Despite the growing chorus of concern, there have been few obstacles from policymakers so far, with tired and time-invariant discourses no longer drawing crowds at the conferences because they are failing to keep pace with the rapid advancements in the field. High-profile incidents like the CrowdStrike outage (which was not due to GenAI but highlighted the risks from heavy tech dependency and rising interconnectedness), the abandonment of carbon emission targets by large tech companies, and the development of next-generation weapons highlight that the risks are more than real. The sharp decline witnessed in white-collar job opportunities for new graduates worldwide could debatably also be a result of GenAI's progress.

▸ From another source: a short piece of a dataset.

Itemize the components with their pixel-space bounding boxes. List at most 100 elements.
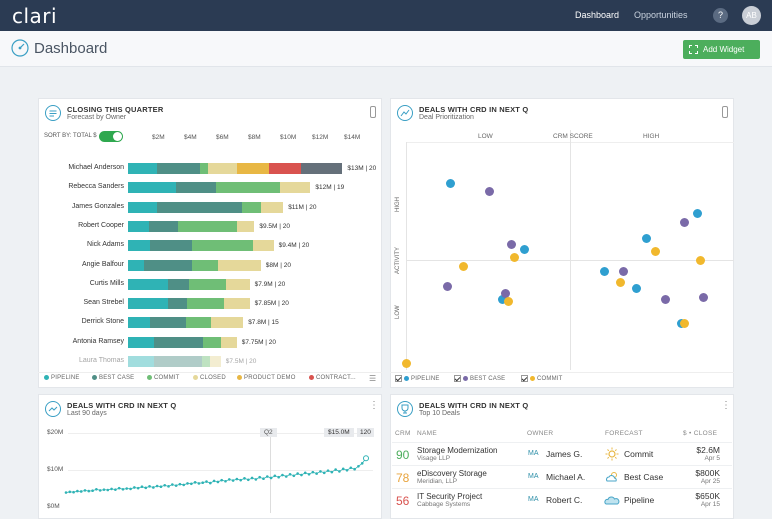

The lack of significant policy responses thus far doesn't negate the possibility of future regulatory interventions, significantly if GenAI disrupts employment on a larger, more persistent, and definitive scale. The growing power of tech giants, coupled with the increasing dependence on AI, could trigger unforeseen regulations aimed at addressing the imbalance and mitigating risks.
Corporate inequality is drawing significant investor ire in many equity markets. Supporting them are their usual adversaries: monopoly watchdogs. At least in the corporate world, the plight of those falling behind could incentivize regulatory action, although forced Bell-like breakups are not yet a remote possibility.
The field or companies one invests in can be exposed to sudden risks from legal cases because of privacy or liability issues, through reputational deratings, or affected by the damages inflicted by models or products we do not understand. These extraordinary risks are not as improbable to explode as they may appear in a bull market.